The two ways you obtain these parameters are not equal. MASS::fitdistr performs maximum likelihood estimation, whereas in the second case you have taken theoretical identities as if they reflect the exact truth for your sample.
To be clear, rlnorm (or any other stats random sampling function) returns exactly the distribution you have asked for. By inverting the identities you can trivially verify that a log-normal with mean=11.313 and SD=1.016 will approximately produce the parameters you got in the original scale (unfortunately the log-normal is quite heavily skewed which makes original-scale SD a poor summary measure). The issue lies in how you got to those distributional parameters.
A small example:
set.seed(123)
## Doesn't really follow any univariate distribution
x <- c(rnorm(15, 15, 5), rnorm(5, 150, 30))
## What is the lognormal distribution that is most likely to have produced this sample?
MASS::fitdistr(x, "lognormal")
#> logmean=3.292, logsd=1.020
## What is the mean & SD of the lognormal distribution following the observed mean & SD?
c(logmean=log(mean(x)^2 / sqrt(sd(x)^2 + mean(x)^2)),
logsd=sqrt(log(1 + (sd(x)^2 / mean(x)^2))))
#> logmean=3.429, logsd=0.985
Again, these are both 'correct' but answers to different questions.

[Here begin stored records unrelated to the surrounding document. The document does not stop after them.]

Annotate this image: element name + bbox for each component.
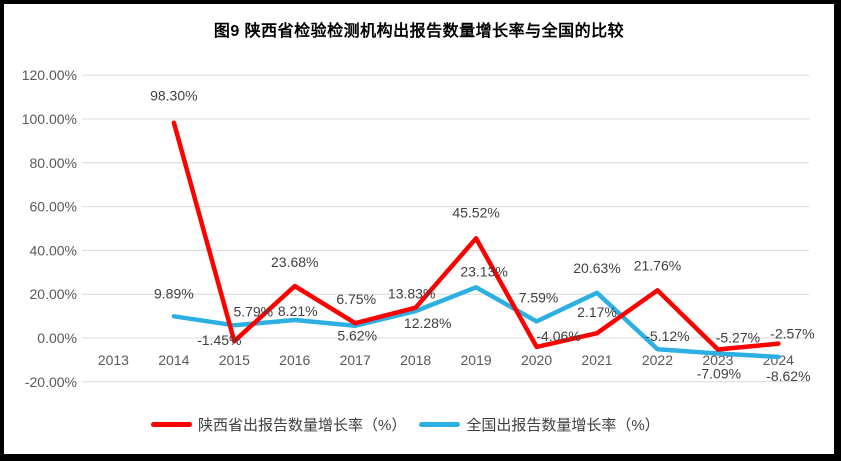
x-axis-tick-label: 2017: [340, 352, 371, 368]
x-axis-tick-label: 2018: [400, 352, 431, 368]
x-axis-tick-label: 2019: [461, 352, 492, 368]
y-axis-tick-label: 60.00%: [30, 199, 77, 215]
data-label-shaanxi: 6.75%: [336, 291, 376, 307]
data-label-national: -5.12%: [645, 328, 689, 344]
data-label-shaanxi: 2.17%: [577, 304, 617, 320]
data-label-national: 23.13%: [460, 263, 507, 279]
data-label-shaanxi: 23.68%: [271, 254, 318, 270]
legend-label-national: 全国出报告数量增长率（%）: [466, 417, 660, 434]
data-label-national: 5.62%: [337, 328, 377, 344]
data-label-shaanxi: 21.76%: [634, 257, 681, 273]
y-axis-tick-label: 40.00%: [30, 242, 77, 258]
data-label-national: 12.28%: [404, 315, 451, 331]
data-label-national: 8.21%: [278, 303, 318, 319]
chart-title: 图9 陕西省检验检测机构出报告数量增长率与全国的比较: [213, 23, 625, 40]
data-label-national: 20.63%: [573, 260, 620, 276]
data-label-shaanxi: -4.06%: [536, 328, 580, 344]
y-axis-tick-label: 120.00%: [22, 67, 77, 83]
x-axis-tick-label: 2020: [521, 352, 552, 368]
data-label-national: 5.79%: [233, 303, 273, 319]
data-label-shaanxi: -5.27%: [716, 330, 760, 346]
data-label-shaanxi: 45.52%: [452, 204, 499, 220]
legend-line-swatch-national: [419, 422, 461, 427]
y-axis-tick-label: -20.00%: [25, 374, 77, 390]
y-axis-tick-label: 20.00%: [30, 286, 77, 302]
data-label-shaanxi: 13.83%: [388, 286, 435, 302]
y-axis-tick-label: 0.00%: [37, 330, 77, 346]
series-line-shaanxi: [171, 120, 781, 352]
x-axis-tick-label: 2021: [581, 352, 612, 368]
data-label-national: -7.09%: [697, 366, 741, 382]
legend-line-swatch-shaanxi: [151, 422, 192, 427]
y-axis-tick-label: 80.00%: [30, 155, 77, 171]
legend-item-national: 全国出报告数量增长率（%）: [419, 414, 660, 435]
x-axis-tick-label: 2014: [158, 352, 189, 368]
x-axis-tick-label: 2013: [98, 352, 129, 368]
x-axis-tick-label: 2016: [279, 352, 310, 368]
data-label-national: -8.62%: [766, 368, 810, 384]
x-axis-tick-label: 2015: [219, 352, 250, 368]
legend: 陕西省出报告数量增长率（%） 全国出报告数量增长率（%）: [151, 414, 660, 435]
legend-label-shaanxi: 陕西省出报告数量增长率（%）: [198, 417, 407, 434]
data-label-shaanxi: -1.45%: [197, 332, 241, 348]
data-label-shaanxi: -2.57%: [770, 326, 814, 342]
line-chart-plot: -20.00% 0.00% 20.00% 40.00% 60.00% 80.00% 100.…: [22, 67, 815, 390]
series-line-national: [171, 285, 781, 360]
legend-item-shaanxi: 陕西省出报告数量增长率（%）: [151, 414, 406, 435]
x-axis-tick-label: 2022: [642, 352, 673, 368]
data-label-national: 9.89%: [154, 285, 194, 301]
y-axis-tick-label: 100.00%: [22, 111, 77, 127]
data-label-shaanxi: 98.30%: [150, 88, 197, 104]
data-label-national: 7.59%: [519, 289, 559, 305]
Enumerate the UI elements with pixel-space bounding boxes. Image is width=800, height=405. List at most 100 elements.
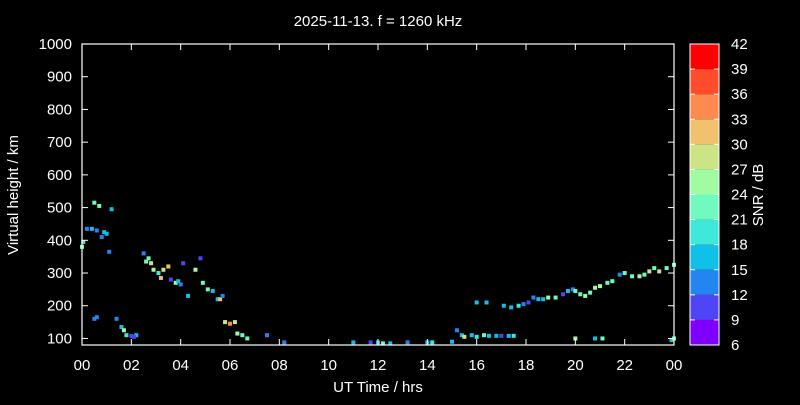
colorbar-tick-label: 42 [731,36,748,53]
data-point [168,277,173,282]
data-point [218,297,223,302]
data-point [141,251,146,256]
colorbar-tick-label: 21 [731,212,748,229]
data-point [146,256,151,261]
x-tick-label: 06 [222,357,239,374]
data-point [469,333,474,338]
data-point [642,272,647,277]
data-point [92,200,97,205]
data-point [240,333,245,338]
data-point [144,259,149,264]
data-point [454,328,459,333]
colorbar-label: SNR / dB [750,164,767,227]
data-point [647,269,652,274]
data-point [570,287,575,292]
colorbar: 6 9 12 15 18 21 24 27 30 33 36 39 42 [689,36,748,354]
data-point [593,285,598,290]
data-point [546,295,551,300]
colorbar-segment [690,94,719,120]
data-point [228,321,232,326]
data-point [511,333,516,338]
data-point [109,207,114,212]
data-point [97,203,102,208]
data-point [368,340,373,345]
data-point [541,297,546,302]
x-tick-label: 08 [271,357,288,374]
data-point [119,325,124,330]
data-point [104,231,109,236]
data-point [450,339,454,344]
colorbar-segment [690,219,719,245]
data-point [565,289,570,294]
data-point [176,279,181,284]
data-point [200,280,205,285]
colorbar-tick-label: 12 [731,287,748,304]
data-point [235,331,240,336]
colorbar-tick-label: 15 [731,262,748,279]
y-tick-label: 600 [47,167,72,184]
data-point [131,334,136,339]
data-point [156,271,161,276]
colorbar-segment [690,119,719,145]
data-point [487,333,491,338]
x-tick-label: 02 [123,357,140,374]
data-point [94,315,99,320]
colorbar-tick-label: 9 [731,312,739,329]
y-tick-label: 900 [47,69,72,86]
data-point [166,264,171,269]
data-point [561,292,565,297]
x-tick-label: 18 [518,357,535,374]
data-point [173,280,178,285]
plot-frame [81,43,675,346]
data-point [84,226,89,231]
colorbar-segment [690,319,719,345]
data-point [630,274,635,279]
data-point [573,336,578,341]
data-point [583,293,588,298]
data-point [578,292,583,297]
data-point [351,340,356,345]
data-point [178,282,183,287]
data-point [107,249,112,254]
colorbar-tick-label: 30 [731,136,748,153]
data-point [459,333,464,338]
colorbar-segment [690,244,719,270]
data-point [501,303,506,308]
data-point [245,336,250,341]
y-tick-label: 800 [47,101,72,118]
data-point [573,289,578,294]
x-tick-label: 00 [74,357,91,374]
data-point [151,267,156,272]
data-point [220,293,225,298]
x-tick-label: 20 [567,357,584,374]
data-point [617,272,622,277]
data-point [516,303,521,308]
data-point [161,267,166,272]
data-point [588,290,593,295]
x-tick-label: 12 [370,357,387,374]
data-point [223,320,228,325]
data-point [149,261,154,266]
y-axis-label: Virtual height / km [5,135,22,255]
data-point [482,333,487,338]
y-tick-label: 200 [47,298,72,315]
data-point [494,333,499,338]
data-point [499,333,504,338]
data-point [81,239,86,244]
data-point [657,269,662,274]
data-point [388,341,393,346]
data-point [474,334,479,339]
colorbar-segment [690,269,719,295]
data-point [526,300,531,305]
data-point [637,274,642,279]
colorbar-tick-label: 6 [731,337,739,354]
data-point [158,275,163,280]
data-point [610,279,615,284]
data-point [92,316,97,321]
data-point [536,297,541,302]
colorbar-tick-label: 33 [731,111,748,128]
data-point [181,261,186,266]
data-point [114,316,119,321]
x-tick-label: 04 [172,357,189,374]
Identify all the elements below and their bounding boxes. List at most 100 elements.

From this it should be clear why the second approach approximates your observed parameters much more closely. The same would happen using the normal distribution:
MASS::fitdistr(x, "normal")
#> mean=50.142, sd=62.584
c(mean=mean(x), sd=sd(x))
#> mean=50.141, sd=64.210
Simulating from these sets of parameters will clearly give you different SDs (that's what you're providing as input), and the second one will reproduce the observed SD whereas the first one won't.
I cannot tell you which of these two is the one you want since you didn't provide more details, but it seems highly unlikely that you just want to reproduce your observed summary statistics exactly (you already have these). If anything, the mismatch between the observed summaries and the MLE suggests that the log-normal is not an exact fit for your data.
As an addendum, here's code that will let you reproduce what MASS::fitdistr does, i.e. how the maximum likelihood parameter estimates are calculated:
mle_normal <- function(x) {
mu <- mean(x)
sig <- sqrt(mean((x-mu)**2))
c(mu=mu, sig=sig)
}
mle_lognormal <- function(x) {
stopifnot(all(x > 0))
est <- mle_normal(log(x))
c(logmu=est[1], logsig=est[2])
}
And finally, while the only difference between the MLE and the summary in the normal case is the Bessel correction (variance with n-1 in the denominator instead of n), in the log-normal case that doesn't hold because original-scale mean and variance are no longer independent.